Ce n’est pas un accident, mais un formatage.

Dès lors, un simple ajustement ne saurait suffire. Ce qui est en jeu est un changement de paradigme.

Rebâtir l’unité nationale suppose de restaurer simultanément :
une souveraineté réelle, une égalité vécue, une capacité de progrès partagée, et une autorité reconnue.

Cela implique un leadership fort — mais fédérateur. Un leadership capable d’incarner sans écraser, de décider sans diviser, de rassembler sans renoncer.

Mais un tel leadership ne peut surgir dans le vide. Il suppose une transformation plus profonde : culturelle, civique, presque morale.
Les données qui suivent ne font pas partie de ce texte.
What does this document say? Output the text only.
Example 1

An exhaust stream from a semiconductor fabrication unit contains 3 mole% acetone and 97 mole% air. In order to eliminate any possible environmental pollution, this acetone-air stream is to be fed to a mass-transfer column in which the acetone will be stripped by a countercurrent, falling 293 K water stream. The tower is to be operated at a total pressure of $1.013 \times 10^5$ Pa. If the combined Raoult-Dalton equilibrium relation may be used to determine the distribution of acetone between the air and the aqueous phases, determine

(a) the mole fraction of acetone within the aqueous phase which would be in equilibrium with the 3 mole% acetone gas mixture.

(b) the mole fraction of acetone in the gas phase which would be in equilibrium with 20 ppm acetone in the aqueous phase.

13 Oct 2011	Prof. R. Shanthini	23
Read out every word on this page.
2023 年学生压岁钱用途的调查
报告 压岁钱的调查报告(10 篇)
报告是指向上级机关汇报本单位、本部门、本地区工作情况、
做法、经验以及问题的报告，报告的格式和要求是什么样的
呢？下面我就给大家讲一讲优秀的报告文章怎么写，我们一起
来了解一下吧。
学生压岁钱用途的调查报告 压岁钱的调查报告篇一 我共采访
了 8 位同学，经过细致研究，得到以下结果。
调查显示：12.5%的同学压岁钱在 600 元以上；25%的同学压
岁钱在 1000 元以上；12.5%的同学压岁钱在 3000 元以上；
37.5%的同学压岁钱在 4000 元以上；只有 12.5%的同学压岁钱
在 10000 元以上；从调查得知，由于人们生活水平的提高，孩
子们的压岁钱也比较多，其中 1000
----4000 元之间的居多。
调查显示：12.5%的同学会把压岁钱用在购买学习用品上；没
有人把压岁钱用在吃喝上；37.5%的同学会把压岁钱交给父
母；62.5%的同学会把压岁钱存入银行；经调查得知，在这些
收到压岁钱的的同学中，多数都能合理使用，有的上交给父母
Car au fond, la question demeure :

Comment refaire peuple ?


Comment réconcilier l’unité et la diversité ?


Comment maintenir un cadre commun sans nier les différences ?


Comment être libre sans être isolé ?

La France n’est ni condamnée à disparaître, ni assurée de durer telle qu’elle fut. Elle est une construction vivante, fragile, exigeante.

Elle peut se dissoudre si elle renonce à elle-même.


Mais elle peut aussi se retrouver si elle assume pleinement ce qu’elle est.

Non pas en choisissant une part contre une autre, mais en réapprenant à faire vivre le tout.